Indignation de leaders autochtones : la célèbre “école-usine” de 30 000 enfants doit accueillir le Congrès mondial d'anthropologie

Rassemblement d‘enfants autochtones à l‘Institut des sciences sociales de Kalinga (KISS) © KISS

Rassemblement d‘enfants autochtones à l‘Institut des sciences sociales de Kalinga (KISS) © KISS

© KISS

Des centaines de leaders autochtones, d’activistes et d’anthropologues ont dénoncé le projet de tenir le Congrès mondial d’anthropologie de 2023 dans la plus grande « école-usine » du monde, où l’on dit aux enfants qu’ils ne seront « jamais complètement humains ».

Les contestataires ont signé une lettre ouverte appelant l’Union internationale des sciences anthropologiques et ethnologiques, ainsi que d’autres organismes anthropologiques, à « rompre leurs liens » avec le géant Kalinga Institute of Social Sciences (KISS) en Inde, un pensionnat pour 30 000 enfants autochtones et tribaux.

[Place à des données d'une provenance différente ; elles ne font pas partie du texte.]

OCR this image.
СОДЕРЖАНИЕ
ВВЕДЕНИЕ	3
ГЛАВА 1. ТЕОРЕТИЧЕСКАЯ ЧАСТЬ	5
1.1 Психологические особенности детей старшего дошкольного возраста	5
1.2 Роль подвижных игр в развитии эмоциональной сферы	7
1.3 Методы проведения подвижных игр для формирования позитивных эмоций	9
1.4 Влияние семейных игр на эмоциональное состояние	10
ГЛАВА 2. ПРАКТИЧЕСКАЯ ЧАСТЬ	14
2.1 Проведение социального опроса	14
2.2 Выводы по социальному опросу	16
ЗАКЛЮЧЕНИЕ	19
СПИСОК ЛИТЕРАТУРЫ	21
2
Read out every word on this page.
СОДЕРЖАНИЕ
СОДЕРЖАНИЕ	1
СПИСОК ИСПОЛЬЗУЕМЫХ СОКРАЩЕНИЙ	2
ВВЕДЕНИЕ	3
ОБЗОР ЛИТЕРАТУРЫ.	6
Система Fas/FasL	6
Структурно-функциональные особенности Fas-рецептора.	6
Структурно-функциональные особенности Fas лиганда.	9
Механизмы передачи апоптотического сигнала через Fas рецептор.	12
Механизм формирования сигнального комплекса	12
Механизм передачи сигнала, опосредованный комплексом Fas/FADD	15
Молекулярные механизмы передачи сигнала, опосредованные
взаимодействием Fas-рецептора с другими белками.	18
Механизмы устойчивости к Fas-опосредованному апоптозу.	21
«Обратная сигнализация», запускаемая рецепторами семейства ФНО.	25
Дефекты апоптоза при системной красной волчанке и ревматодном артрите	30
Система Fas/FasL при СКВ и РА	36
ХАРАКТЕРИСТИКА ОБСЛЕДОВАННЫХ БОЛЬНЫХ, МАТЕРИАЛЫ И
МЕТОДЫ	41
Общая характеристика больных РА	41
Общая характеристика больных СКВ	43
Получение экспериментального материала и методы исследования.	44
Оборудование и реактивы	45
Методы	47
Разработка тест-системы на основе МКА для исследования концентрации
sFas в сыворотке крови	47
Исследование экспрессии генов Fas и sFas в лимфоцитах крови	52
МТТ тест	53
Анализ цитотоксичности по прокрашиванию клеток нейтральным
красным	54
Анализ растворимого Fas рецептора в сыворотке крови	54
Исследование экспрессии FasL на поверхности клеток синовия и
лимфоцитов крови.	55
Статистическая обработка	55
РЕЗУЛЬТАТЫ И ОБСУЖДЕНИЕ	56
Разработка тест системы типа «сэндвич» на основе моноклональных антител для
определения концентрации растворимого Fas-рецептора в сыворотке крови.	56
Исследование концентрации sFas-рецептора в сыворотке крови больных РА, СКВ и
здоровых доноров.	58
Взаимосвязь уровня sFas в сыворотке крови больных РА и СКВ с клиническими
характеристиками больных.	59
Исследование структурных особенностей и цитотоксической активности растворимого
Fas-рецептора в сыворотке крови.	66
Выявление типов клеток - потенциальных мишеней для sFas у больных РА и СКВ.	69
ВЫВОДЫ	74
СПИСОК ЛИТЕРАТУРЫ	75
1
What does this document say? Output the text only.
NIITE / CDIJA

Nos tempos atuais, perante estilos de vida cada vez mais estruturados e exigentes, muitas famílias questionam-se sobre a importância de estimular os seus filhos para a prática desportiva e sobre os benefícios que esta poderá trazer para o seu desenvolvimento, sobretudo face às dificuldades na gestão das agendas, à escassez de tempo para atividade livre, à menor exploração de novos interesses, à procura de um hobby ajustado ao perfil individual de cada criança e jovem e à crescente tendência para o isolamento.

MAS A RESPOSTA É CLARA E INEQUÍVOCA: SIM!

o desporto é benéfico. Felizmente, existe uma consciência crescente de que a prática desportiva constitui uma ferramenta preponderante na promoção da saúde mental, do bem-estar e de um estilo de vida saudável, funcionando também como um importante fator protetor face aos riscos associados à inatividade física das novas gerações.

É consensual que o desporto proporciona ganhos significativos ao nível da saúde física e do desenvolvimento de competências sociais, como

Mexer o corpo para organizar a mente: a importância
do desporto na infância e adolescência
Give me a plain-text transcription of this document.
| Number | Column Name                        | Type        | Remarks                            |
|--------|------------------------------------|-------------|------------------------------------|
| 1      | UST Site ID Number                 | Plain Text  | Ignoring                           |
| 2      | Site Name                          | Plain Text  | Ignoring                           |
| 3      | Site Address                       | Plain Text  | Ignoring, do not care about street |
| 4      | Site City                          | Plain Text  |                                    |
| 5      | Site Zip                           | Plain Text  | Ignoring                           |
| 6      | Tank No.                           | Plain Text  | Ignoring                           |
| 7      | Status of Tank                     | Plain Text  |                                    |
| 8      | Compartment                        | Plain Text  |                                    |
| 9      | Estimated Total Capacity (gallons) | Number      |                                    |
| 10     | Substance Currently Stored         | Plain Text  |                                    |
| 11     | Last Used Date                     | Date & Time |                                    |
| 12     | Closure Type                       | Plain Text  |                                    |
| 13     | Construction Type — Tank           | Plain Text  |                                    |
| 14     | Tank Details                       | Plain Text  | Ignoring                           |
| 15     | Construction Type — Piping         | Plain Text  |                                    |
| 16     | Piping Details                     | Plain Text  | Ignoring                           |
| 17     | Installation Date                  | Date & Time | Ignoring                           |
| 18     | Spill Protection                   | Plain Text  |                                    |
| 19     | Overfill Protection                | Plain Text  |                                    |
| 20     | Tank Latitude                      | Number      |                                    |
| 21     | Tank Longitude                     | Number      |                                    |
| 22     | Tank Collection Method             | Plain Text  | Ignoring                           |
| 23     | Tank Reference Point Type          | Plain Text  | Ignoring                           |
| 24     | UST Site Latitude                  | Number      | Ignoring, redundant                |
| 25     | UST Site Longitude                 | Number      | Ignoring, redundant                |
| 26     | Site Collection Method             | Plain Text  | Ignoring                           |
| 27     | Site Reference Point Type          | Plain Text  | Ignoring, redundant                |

KISS se qualifie de « laboratoire anthropologique » alors qu’il coupe les enfants adivasi (autochtones) de leurs cultures, leurs langues et leurs modes de vie. Il déclare que sa mission est de transformer « les consommateurs fiscaux en contributeurs fiscaux, les passifs en actifs ».

KISS a récemment ouvert une antenne de l’école conjointement avec la célèbre société minière Adani. Le leader adivasi oraon Nicholas Barla a déclaré : « Les collaborateurs de KISS sont les mêmes entreprises et sociétés qui nous prennent nos terres adivasi, nous dépossédant de nos moyens de subsistance et nous forçant à vivre dans la misère, à vivre dans des taudis dans des conditions inhumaines. »

L’un des pétitionnaires, Pranab Doley, du peuple mising, a déclaré : « Le modèle d’éducation promu par KISS est anti-adivasi et anti-enfants. C’est un modèle qui colonise les enfants adivasi et les déracine de leur propre terre et culture. »

30 000 filles et garçons de différentes communautés adivasi séjournent à KISS neuf mois par an.

Un étudiant de KISS, souhaitant rester anonyme, a déclaré à Survival : « Le directeur général adjoint nous dit : “Nous vous donnons beaucoup ici, mais vous ne serez jamais que des Adivasi, jamais complètement humains.” Le fondateur de KISS a prononcé un discours en 2019 dans lequel il a fait référence à une communauté adivasi en usant de termes tels que “singes” et a déclaré : “Il y a tellement de variétés de peuples primitifs, ils ne comprennent rien.” »

La professeure Nandini Sundar, une sociologue de renom de l’université de Delhi qui a signé la pétition, a déclaré : « C’est une parodie qu’un congrès anthropologique visant à comprendre la condition humaine s’associe à un établissement qui vise à bloquer toute compréhension des peuples autochtones dans leur propre État d’origine, l’Odisha. »

Survival fait campagne pour mettre fin aux écoles-usines telles que KISS, qui dépouillent environ deux millions d’enfants autochtones et tribaux de leur identité et leur apprennent à avoir honte de qui ils sont et d’où ils viennent. Elle fait campagne pour que l’éducation des enfants autochtones soit sous contrôle autochtone.